The CDC guidelines said that a medically stable COVID patient could be discharged from a hospital to a nursing home "only if the nursing home can implement all recommended infection control procedures."
The CDC set a two-pronged guidance in place on March 23rd, two days before Cuomo’s order, and yet he issued his directive anyway. It was clear by then that most nursing facilities did not have the infection control measures in place to accept already vulnerable, and now COVID-positive, patients.
Further, the U.S. Centers for Medicare and Medicaid Services (CMS), the federal regulator of nursing homes, also issued guidance.
Back then, CMS pushed back on Cuomo’s claim that the state followed federal recommendations citing their March 13th guidance that says that “nursing homes should only accept those patients for which they can care.”

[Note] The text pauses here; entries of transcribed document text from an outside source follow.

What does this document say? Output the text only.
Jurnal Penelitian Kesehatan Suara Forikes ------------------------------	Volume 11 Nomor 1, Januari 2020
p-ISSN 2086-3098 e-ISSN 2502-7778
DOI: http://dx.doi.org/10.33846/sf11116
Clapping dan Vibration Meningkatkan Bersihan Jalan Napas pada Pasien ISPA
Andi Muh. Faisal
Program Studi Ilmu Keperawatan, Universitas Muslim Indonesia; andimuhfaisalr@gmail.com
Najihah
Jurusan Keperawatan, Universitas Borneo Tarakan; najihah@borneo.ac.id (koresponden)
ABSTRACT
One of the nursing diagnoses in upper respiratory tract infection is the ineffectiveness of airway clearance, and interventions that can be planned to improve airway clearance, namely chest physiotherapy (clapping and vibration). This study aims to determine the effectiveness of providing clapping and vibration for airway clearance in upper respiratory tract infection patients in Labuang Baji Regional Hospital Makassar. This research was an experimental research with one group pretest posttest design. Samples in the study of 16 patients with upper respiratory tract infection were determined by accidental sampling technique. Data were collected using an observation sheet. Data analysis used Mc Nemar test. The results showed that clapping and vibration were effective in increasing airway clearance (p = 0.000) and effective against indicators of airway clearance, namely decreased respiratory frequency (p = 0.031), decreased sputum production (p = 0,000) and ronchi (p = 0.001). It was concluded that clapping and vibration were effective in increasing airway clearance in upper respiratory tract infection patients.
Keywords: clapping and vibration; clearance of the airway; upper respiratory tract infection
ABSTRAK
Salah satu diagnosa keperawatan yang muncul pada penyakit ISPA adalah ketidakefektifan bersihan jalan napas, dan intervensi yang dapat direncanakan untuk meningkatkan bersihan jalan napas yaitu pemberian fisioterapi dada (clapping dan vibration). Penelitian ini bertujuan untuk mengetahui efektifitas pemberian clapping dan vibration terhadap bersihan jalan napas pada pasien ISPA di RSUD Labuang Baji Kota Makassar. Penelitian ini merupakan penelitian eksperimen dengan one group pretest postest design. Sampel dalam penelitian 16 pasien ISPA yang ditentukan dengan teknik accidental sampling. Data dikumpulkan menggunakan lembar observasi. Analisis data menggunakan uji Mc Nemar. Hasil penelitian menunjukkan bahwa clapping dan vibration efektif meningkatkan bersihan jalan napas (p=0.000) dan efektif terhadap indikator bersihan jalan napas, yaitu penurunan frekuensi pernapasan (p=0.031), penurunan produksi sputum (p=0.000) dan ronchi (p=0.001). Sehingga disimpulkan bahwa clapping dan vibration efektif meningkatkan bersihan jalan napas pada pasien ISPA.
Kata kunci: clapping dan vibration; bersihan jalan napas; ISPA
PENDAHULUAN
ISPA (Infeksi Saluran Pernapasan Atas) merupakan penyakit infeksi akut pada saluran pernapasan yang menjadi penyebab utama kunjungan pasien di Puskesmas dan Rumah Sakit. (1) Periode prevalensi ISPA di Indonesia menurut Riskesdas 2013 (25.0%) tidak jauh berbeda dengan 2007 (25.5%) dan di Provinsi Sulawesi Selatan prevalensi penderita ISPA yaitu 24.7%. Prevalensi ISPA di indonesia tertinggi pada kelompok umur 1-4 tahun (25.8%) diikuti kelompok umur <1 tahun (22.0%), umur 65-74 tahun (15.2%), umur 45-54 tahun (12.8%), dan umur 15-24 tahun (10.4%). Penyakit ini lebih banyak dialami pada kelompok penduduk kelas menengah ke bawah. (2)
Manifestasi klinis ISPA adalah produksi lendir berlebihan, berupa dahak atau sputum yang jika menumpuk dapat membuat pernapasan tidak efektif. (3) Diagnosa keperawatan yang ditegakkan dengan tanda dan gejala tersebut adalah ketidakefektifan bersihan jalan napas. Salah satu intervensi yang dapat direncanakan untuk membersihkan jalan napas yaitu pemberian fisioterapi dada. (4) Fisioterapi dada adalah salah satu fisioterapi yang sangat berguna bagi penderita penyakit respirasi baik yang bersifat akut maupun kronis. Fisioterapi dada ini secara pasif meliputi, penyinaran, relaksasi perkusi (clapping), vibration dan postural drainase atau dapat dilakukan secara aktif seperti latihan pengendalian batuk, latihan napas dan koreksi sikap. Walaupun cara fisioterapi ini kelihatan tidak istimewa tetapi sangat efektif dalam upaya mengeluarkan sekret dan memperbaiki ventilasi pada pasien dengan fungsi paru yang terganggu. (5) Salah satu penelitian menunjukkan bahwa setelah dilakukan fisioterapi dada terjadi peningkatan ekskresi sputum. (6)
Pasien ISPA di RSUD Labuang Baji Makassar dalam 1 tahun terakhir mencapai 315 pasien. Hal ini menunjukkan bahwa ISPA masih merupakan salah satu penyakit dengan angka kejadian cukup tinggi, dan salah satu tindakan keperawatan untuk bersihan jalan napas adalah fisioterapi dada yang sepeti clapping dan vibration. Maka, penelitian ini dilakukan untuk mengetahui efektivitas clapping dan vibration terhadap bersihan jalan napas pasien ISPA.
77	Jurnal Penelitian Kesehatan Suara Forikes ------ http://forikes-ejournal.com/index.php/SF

On May 21, after the New York Department of Health failed to release numbers on nursing home deaths, the Associated Press released a story that the state’s true nursing home death total could be over 11,000, much higher than the 6,600 New York State was reporting.
From this point forward, the blame game and dueling statistics became the dance between the Cuomo administration, federal health officials, the press, and the public. Cuomo made claims that criticism of him was “all politics and motivated by conservative media outlets.”

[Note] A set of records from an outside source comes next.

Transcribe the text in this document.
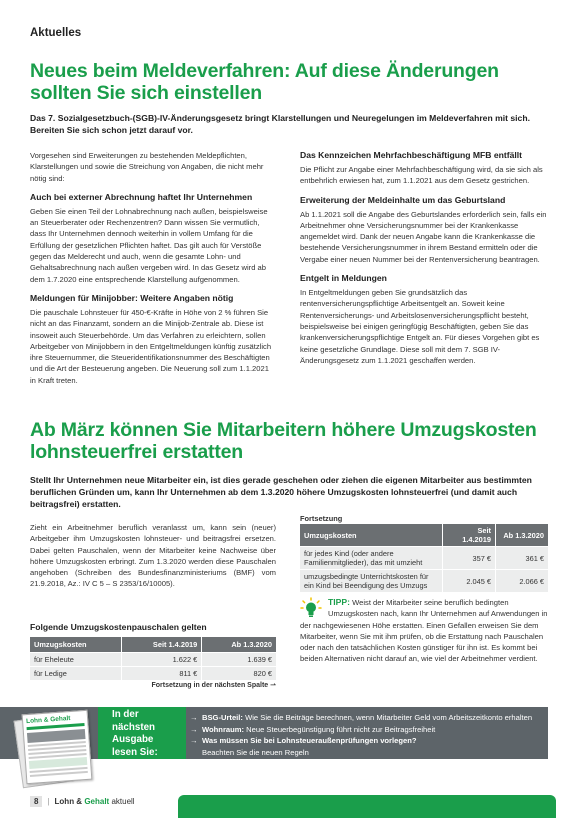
Aktuelles
Neues beim Meldeverfahren: Auf diese Änderungen sollten Sie sich einstellen
Das 7. Sozialgesetzbuch-(SGB)-IV-Änderungsgesetz bringt Klarstellungen und Neuregelungen im Meldeverfahren mit sich. Bereiten Sie sich schon jetzt darauf vor.

Vorgesehen sind Erweiterungen zu bestehenden Meldepflichten, Klarstellungen und sowie die Streichung von Angaben, die nicht mehr nötig sind:

Auch bei externer Abrechnung haftet Ihr Unternehmen

Geben Sie einen Teil der Lohnabrechnung nach außen, beispielsweise an Steuerberater oder Rechenzentren? Dann wissen Sie vermutlich, dass Ihr Unternehmen dennoch weiterhin in vollem Umfang für die Erfüllung der gesetzlichen Pflichten haftet. Das gilt auch für Verstöße gegen das Melderecht und auch, wenn die gesamte Lohn- und Gehaltsabrechnung nach außen vergeben wird. In das Gesetz wird ab dem 1.7.2020 eine entsprechende Klarstellung aufgenommen.

Meldungen für Minijobber: Weitere Angaben nötig

Die pauschale Lohnsteuer für 450-€-Kräfte in Höhe von 2 % führen Sie nicht an das Finanzamt, sondern an die Minijob-Zentrale ab. Diese ist insoweit auch Steuerbehörde. Um das Verfahren zu erleichtern, sollen Arbeitgeber von Minijobbern in den Entgeltmeldungen künftig zusätzlich ihre Steuernummer, die Steueridentifikationsnummer des Beschäftigten und die Art der Besteuerung angeben. Die Neuerung soll zum 1.1.2021 in Kraft treten.

Das Kennzeichen Mehrfachbeschäftigung MFB entfällt

Die Pflicht zur Angabe einer Mehrfachbeschäftigung wird, da sie sich als entbehrlich erwiesen hat, zum 1.1.2021 aus dem Gesetz gestrichen.

Erweiterung der Meldeinhalte um das Geburtsland

Ab 1.1.2021 soll die Angabe des Geburtslandes erforderlich sein, falls ein Arbeitnehmer ohne Versicherungsnummer bei der Krankenkasse angemeldet wird. Dank der neuen Angabe kann die Krankenkasse die bestehende Versicherungsnummer in ihrem Bestand ermitteln oder die Vergabe einer neuen Nummer bei der Rentenversicherung beantragen.

Entgelt in Meldungen

In Entgeltmeldungen geben Sie grundsätzlich das rentenversicherungspflichtige Arbeitsentgelt an. Soweit keine Rentenversicherungs- und Arbeitslosenversicherungspflicht besteht, beispielsweise bei einigen geringfügig Beschäftigten, geben Sie das krankenversicherungspflichtige Entgelt an. Für dieses Vorgehen gibt es keine gesetzliche Grundlage. Diese soll mit dem 7. SGB IV-Änderungsgesetz zum 1.1.2021 geschaffen werden.

Ab März können Sie Mitarbeitern höhere Umzugskosten lohnsteuerfrei erstatten
Stellt Ihr Unternehmen neue Mitarbeiter ein, ist dies gerade geschehen oder ziehen die eigenen Mitarbeiter aus bestimmten beruflichen Gründen um, kann Ihr Unternehmen ab dem 1.3.2020 höhere Umzugskosten lohnsteuerfrei (und damit auch beitragsfrei) erstatten.
Zieht ein Arbeitnehmer beruflich veranlasst um, kann sein (neuer) Arbeitgeber ihm Umzugskosten lohnsteuer- und beitragsfrei ersetzen. Dabei gelten Pauschalen, wenn der Mitarbeiter keine Nachweise über höhere Umzugskosten erbringt. Zum 1.3.2020 werden diese Pauschalen angehoben (Schreiben des Bundesfinanzministeriums (BMF) vom 21.9.2018, Az.: IV C 5 – S 2353/16/10005).
Folgende Umzugskostenpauschalen gelten
Umzugskosten	Seit 1.4.2019	Ab 1.3.2020
für Eheleute	1.622 €	1.639 €
für Ledige	811 €	820 €
Fortsetzung in der nächsten Spalte ⇀
Fortsetzung
Umzugskosten	Seit 1.4.2019	Ab 1.3.2020
für jedes Kind (oder andere Familienmitglieder), das mit umzieht	357 €	361 €
umzugsbedingte Unterrichtskosten für ein Kind bei Beendigung des Umzugs	2.045 €	2.066 €
TIPP: Weist der Mitarbeiter seine beruflich bedingten Umzugskosten nach, kann Ihr Unternehmen auf Anwendungen in der nachgewiesenen Höhe erstatten. Einen Gefallen erweisen Sie dem Mitarbeiter, wenn Sie mit ihm prüfen, ob die Erstattung nach Pauschalen oder nach den tatsächlichen Kosten günstiger für ihn ist. Es kommt bei beiden Alternativen nicht darauf an, wie viel der Arbeitnehmer verdient.
In der
nächsten
Ausgabe
lesen Sie:
→ BSG-Urteil: Wie Sie die Beiträge berechnen, wenn Mitarbeiter Geld vom Arbeitszeitkonto erhalten
→ Wohnraum: Neue Steuerbegünstigung führt nicht zur Beitragsfreiheit
→ Was müssen Sie bei Lohnsteueraußenprüfungen vorlegen?
Beachten Sie die neuen Regeln
Lohn & Gehalt
8	| Lohn & Gehalt aktuell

Janice Dean, a Fox News weather forecaster who lost both of her in-laws to COVID in nursing homes, asked in a New York Post Editorial “Where is this federal guidance compelling state governments to pack care facilities with COVID patients? How does Cuomo explain that the majority of other states in the union did not carry out this practice?”
At the time, Governor Cuomo defended his decisions saying, “I’m not going to get into the political back and forth, but anyone who wants to ask, why did the state do that with COVID patients in nursing homes? It’s because the state followed President Trump’s CDC guidance," Cuomo said.
PolitiFact rated this statement by Cuomo as “Mostly false”.
The Cover-up
Questions mounted as conflicting information about the nursing home death count was released. New York Attorney General Letitia James released a report in January 2021 revealing that Cuomo had understated the COVID death toll in nursing homes by as much as 83%.
The nursing home death scandal broke on February 11th, 2021, when the New York Post reported that Melissa DeRosa, a Cuomo aide, privately apologized to lawmakers for the administration withholding the nursing home death toll. The reduced number was not an accident or a mistake. DeRosa said they did so “in fear President Trump would turn this into a giant political football”.
DeRosa said, “Basically, we froze because then we were in a position where we weren’t sure if what we were going to give to the Department of Justice or what we give to you guys and what we start saying was going to be used against us, and we weren’t sure if there was going to be an investigation.”
By March 2021, it was discovered that Cuomo’s top aides had rewritten a state health department report omitting 9,200 COVID nursing home deaths.
The political and public relations clashes between Cuomo’s political machine and the health officials ran on for months and nine health department officials resigned.
Cuomo still defended his handling of the crisis. He claimed that his administration did not cover up the number of nursing home deaths but did acknowledge that officials should have released the information earlier.
By November 2021, the New York State Assembly found that Cuomo's executive chamber had "substantially revised" the report to exclude deaths of nursing home residents at hospitals to, in their words, “boost Cuomo's reputation."
Congresswoman Malliotakis hopes the House subcommittee can shed some light on what happened and when, saying, “I think that we’ll have a lot more clarity as to what led to that deadly mandate that thousands of seniors died,” she concluded. “The difference is that CDC guidance had made a recommendation that certainly was not a mandate.”
The Justice Department did not recommend Cuomo for prosecution based on the March 25th, 2020, “must admit” order, but the New York Bar Association and Empire Center for Public Policy determined that Cuomo’s directive led to hundreds of additional deaths.